The n20X travels solely travels along Northern Boulevard within the village, while the n57 briefly passes through the village via Gilchrest Road and Grace Avenue.

=== Utilities ===

==== Natural gas ====
National Grid USA provides natural gas to homes and businesses that are hooked up to natural gas lines in Thomaston.

==== Power ====
PSEG Long Island provides power to all homes and businesses within Thomaston. Additionally, PSEG's Port Washington to Great Neck Overhead Transmission Line passes through the village.

==== Sewage ====
Thomaston is connected to sanitary sewers. The eastern portions of the village are within the boundaries of (and are thus served by) the Great Neck Water Pollution Control District. The small portion of the village west of Middle Neck Road is within the boundaries of (and is thus served by) the Belgrave Sewer District.

==== Water ====
Thomaston is primarily located within the boundaries of the Manhasset–Lakeville Water District, which provides the majority of Thomaston with water. However, some areas of the village north of the Long Island Rail Road's tracks are within the boundaries of (and are thus served by) the Water Authority of Great Neck North.
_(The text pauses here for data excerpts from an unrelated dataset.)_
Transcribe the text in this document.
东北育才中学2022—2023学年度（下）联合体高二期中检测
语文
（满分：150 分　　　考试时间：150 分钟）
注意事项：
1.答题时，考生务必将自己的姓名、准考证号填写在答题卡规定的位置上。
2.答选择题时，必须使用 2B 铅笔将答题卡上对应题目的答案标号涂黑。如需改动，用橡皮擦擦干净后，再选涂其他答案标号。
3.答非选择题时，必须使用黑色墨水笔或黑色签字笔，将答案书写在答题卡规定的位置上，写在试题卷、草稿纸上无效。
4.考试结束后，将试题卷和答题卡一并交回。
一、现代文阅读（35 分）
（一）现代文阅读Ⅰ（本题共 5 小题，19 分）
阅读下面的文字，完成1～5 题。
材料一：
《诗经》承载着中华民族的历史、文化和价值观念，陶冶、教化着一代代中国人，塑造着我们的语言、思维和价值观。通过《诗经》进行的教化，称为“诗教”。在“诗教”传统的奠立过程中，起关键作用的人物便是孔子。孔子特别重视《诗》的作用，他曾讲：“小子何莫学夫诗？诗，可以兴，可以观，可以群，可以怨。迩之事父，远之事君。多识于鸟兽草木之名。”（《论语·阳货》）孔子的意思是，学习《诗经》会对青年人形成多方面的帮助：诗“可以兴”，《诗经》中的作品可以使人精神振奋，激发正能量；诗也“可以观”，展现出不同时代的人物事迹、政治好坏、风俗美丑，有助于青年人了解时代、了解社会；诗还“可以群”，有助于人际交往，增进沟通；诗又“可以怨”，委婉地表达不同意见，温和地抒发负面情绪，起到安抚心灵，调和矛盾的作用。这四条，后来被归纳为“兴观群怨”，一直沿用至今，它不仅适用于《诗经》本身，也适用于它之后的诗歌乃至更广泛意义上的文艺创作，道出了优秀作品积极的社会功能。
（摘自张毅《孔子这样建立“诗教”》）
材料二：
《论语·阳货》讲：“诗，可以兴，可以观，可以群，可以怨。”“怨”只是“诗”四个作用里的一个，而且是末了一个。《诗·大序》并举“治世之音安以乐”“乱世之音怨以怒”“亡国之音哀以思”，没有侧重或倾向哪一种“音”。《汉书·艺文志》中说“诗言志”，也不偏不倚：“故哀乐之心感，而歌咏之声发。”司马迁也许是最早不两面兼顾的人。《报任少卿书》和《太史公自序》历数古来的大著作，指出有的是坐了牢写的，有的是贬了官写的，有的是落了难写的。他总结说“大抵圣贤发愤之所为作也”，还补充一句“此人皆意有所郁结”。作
Additionally, the Manhasset–Lakeville Water District owns and operates a water tower within the village, known as the Thomaston Tank.

==Notable people==

- Jane Crowl – Actress and playwright.
- Thomas P. DiNapoli – Comptroller of the State of New York, former New York State Assemblyman, and a former Democratic candidate for Nassau County Executive.
- Groucho Marx – Entertainer; lived on Lincoln Road.
- Helen Morgan – Jazz singer and actress.